Smoke statistics

To the editor:

I really don’t know where Michelle Miller gets her statistics of 53,000 dead from second-hand smoke.

In its December 1992 report, the Environmental Protection Agency estimates 3,000 deaths a year occur, based on nicotine measurements in nonsmokers’ blood, which “would translate to the equivalent of about one-fifth of a cigarette per day.”

Studies that measured actual exposure by having nonsmokers wear monitors indicate even this low estimate is exaggerated. Actual exposure (for people who live and/or work in smoky environments) is about six cigarettes per year.

According to the Congressional Research Service, “The studies relied primarily on questionnaires to the case and control members, or their surrogates, to determine SHS exposure and other information pertinent to the studies.”

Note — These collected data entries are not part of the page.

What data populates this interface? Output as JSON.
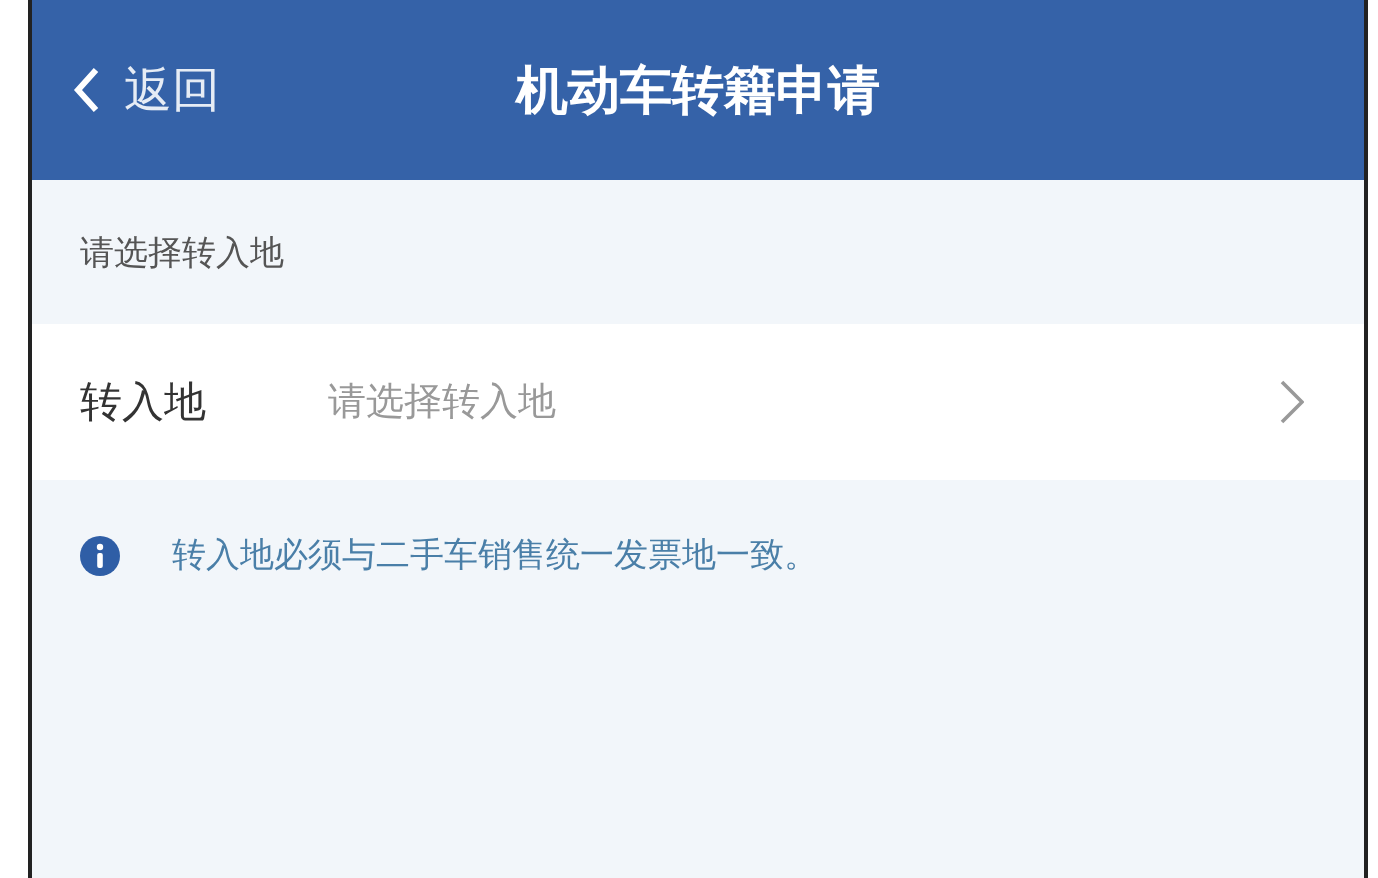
{
  "header": {
    "back": "返回",
    "title": "机动车转籍申请"
  },
  "section": {
    "title": "请选择转入地"
  },
  "field": {
    "label": "转入地",
    "placeholder": "请选择转入地"
  },
  "notice": {
    "text": "转入地必须与二手车销售统一发票地一致。"
  }
}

Questionnaires can be notoriously inaccurate, but in this case some of them were not even filled out by the people being studied, but by “surrogates.” In other words, some of the information was unverified hearsay.

EPA’s explanations make it clear that using standard methodology, it could not produce statistically significant results with its selected studies. Analysis conducted with a .05 significance level and 95 percent confidence level included relative risks of 1. Accordingly, these results did not confirm EPA’s controversial hypothesis. In order to confirm its hypothesis, EPA maintained its standard significance level but lowered the confidence interval to 90 percent.

There are many more statistics Ms. Miller and I could both quote, so why don’t we simply apply that most American of adages, “Live and let live.”